To make this really potent — suppose that the price for a digital product is discounted if you get it from an existing customer/superdistributor rather than if you buy directly from the retailer or a competing source? Then I would have an incentive to buy from my friends, rather than going direct to the source. This benefits the source in that it increases the willingness of people in social networks to consider offers from their friends, and makes it more likely that they will buy from their friends in the network rather than directly from competitors etc. Furthermore my bond to my friends is stronger than my bond to any particular brand or vendor — so vendors, by transforming social relationships into distribution channels, get stronger relationships with potential and existing customers than they could get by going directly.
So how might this all work? I would suggest that Apple start this off directly within iTunes. Any iTunes user should be able to superdistribute any song they have purchased, or even tracks they have not purchased but that are listed in the Apple Music Store, to any other iTunes user.

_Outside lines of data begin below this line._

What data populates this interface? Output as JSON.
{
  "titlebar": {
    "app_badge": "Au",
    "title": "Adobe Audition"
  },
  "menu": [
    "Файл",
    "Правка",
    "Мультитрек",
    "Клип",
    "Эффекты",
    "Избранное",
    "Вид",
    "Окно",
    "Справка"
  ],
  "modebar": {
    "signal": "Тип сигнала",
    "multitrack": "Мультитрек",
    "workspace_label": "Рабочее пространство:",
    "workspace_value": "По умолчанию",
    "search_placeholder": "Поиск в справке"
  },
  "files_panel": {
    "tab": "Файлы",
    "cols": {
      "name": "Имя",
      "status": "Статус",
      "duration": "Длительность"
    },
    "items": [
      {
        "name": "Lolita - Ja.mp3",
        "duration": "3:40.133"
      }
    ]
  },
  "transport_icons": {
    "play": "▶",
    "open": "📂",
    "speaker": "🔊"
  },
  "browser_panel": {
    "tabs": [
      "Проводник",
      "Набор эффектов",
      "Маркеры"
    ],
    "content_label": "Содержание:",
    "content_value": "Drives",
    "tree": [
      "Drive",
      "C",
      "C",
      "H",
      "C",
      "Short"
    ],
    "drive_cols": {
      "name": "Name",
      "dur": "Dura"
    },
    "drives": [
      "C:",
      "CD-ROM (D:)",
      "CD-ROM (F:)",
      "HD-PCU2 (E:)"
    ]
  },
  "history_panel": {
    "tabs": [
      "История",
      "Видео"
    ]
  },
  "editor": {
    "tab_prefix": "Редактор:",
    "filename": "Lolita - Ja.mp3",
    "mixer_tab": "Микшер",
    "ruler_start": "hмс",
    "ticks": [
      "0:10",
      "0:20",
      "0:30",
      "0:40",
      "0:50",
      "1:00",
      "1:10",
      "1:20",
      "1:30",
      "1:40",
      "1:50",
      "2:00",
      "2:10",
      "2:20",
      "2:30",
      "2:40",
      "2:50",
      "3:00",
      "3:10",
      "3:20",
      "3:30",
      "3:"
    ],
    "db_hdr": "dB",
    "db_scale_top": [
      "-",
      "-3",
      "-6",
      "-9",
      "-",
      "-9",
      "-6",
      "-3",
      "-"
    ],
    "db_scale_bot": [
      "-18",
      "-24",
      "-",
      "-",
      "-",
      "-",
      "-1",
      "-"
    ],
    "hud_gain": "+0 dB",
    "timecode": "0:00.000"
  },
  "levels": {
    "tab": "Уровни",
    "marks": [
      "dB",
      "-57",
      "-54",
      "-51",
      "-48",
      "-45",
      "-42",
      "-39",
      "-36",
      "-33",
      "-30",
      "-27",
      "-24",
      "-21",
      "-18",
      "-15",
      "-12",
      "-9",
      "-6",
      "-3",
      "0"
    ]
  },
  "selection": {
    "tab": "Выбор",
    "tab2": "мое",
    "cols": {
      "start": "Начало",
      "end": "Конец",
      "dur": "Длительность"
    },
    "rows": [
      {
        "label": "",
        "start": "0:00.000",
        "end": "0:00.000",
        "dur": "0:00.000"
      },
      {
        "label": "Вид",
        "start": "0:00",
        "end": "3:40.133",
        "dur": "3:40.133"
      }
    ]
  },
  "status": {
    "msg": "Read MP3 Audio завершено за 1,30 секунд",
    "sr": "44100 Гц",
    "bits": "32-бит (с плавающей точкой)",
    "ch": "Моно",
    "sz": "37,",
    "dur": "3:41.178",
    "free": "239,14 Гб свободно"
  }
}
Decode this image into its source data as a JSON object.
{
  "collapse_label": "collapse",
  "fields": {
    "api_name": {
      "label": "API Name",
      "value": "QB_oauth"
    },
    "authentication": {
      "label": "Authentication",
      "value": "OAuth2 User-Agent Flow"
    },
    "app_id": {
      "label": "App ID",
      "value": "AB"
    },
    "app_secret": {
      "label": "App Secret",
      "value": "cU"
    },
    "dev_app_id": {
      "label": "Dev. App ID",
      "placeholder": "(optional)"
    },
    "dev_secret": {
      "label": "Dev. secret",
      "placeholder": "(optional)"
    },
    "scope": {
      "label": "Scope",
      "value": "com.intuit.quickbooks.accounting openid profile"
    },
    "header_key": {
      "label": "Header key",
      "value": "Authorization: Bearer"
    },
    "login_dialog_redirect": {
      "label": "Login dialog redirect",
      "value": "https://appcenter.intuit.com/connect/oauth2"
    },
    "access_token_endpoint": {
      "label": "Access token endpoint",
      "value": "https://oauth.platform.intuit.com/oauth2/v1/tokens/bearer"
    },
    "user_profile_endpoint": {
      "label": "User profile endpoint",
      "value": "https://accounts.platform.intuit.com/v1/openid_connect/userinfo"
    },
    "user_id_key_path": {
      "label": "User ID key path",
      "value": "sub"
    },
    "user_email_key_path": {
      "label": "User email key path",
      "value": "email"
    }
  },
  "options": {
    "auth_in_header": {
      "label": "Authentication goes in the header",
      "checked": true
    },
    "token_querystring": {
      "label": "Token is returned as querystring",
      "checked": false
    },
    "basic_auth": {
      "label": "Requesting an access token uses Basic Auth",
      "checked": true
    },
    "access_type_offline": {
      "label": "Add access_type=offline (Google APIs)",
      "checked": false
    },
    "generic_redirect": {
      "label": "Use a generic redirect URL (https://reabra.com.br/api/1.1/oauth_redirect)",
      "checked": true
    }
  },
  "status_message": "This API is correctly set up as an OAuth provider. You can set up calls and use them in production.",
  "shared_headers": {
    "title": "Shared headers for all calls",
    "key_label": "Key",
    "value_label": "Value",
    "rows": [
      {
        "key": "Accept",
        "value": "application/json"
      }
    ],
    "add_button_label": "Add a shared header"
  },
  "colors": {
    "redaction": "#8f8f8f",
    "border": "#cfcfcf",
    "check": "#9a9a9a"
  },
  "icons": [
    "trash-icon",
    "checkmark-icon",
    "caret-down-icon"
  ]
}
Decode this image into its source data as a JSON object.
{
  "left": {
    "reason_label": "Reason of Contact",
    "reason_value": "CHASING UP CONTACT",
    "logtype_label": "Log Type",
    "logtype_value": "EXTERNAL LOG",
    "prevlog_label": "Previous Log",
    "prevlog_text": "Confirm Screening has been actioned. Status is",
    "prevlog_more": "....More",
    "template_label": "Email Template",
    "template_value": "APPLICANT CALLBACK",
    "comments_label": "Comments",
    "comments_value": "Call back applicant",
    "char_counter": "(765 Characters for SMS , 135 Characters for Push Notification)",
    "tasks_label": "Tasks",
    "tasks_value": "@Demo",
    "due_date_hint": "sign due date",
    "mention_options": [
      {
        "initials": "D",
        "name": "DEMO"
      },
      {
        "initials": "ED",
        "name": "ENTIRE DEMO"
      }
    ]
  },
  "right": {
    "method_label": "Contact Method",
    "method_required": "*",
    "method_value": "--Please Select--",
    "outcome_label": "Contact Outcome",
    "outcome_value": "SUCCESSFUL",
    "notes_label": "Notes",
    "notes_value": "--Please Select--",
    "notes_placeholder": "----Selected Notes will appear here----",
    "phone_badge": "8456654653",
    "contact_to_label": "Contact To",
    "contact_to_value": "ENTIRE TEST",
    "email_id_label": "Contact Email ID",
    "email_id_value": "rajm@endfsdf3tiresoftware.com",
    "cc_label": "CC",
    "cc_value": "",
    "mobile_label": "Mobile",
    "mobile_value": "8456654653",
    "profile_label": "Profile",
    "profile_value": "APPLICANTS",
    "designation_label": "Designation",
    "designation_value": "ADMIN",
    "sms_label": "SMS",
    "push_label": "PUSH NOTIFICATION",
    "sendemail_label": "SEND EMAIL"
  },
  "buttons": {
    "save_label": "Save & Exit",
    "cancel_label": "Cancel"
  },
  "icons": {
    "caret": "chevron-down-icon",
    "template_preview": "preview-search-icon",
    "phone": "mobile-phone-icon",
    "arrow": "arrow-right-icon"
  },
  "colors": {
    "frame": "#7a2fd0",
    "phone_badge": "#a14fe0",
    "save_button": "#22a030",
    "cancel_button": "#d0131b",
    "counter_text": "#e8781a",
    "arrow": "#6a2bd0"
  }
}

This would take the form of sending a “referral” to that user via email, or better yet, via a built-in iTunes social networking tool. Apple would take care of tracking and awarding commissions and managing the payment and downloading of superdistributed tracks. The end users would simply reap the benefits. This would result in much improved sales for Apple, and an even more compelling reason to use iTunes for end-users. By enabling iTunes users to even superdistribute to non-iTunes users (via regular e-mail or via posting uniquely keyed offer URLs to their Web pages) then Apple could reach an even broader potential market and bring a lot of new customers to their store.
Superdistribution works not only for music of course, but for just about any type of digital product, and even for many types of physical products. But in the case of digital products it is ideally-suited. It is so well-suited that I believe there is a business opportunity for an independent superdistribution portal — a site where users could get accounts in which to act as buyers and sellers of superdistributed products from a range of vendors. By singing up to such a site anyone could engage in superdistribution with anyone, anywhere, rather than having to use different networks for doing superdistribution for different products and vendors. In such a site I would have a unified digital wallet — comissions earned from superdistributing product X from vendor A would come into this wallet and could then offset payments I may have made for product Y from vendor B — in other words, the benefit of superdistribution is able to encompass all my transactions. This independent superdistribution portal would also benefit the original vendors — it would provide them with a hosted OEM’d superdistribution infrastructure, at little to no cost to them, in exchange for a cut of any sales made through the system. I think this could be a very viable business. Anyone interested in building it with me? If we could make a working demo, I think I can get it funded.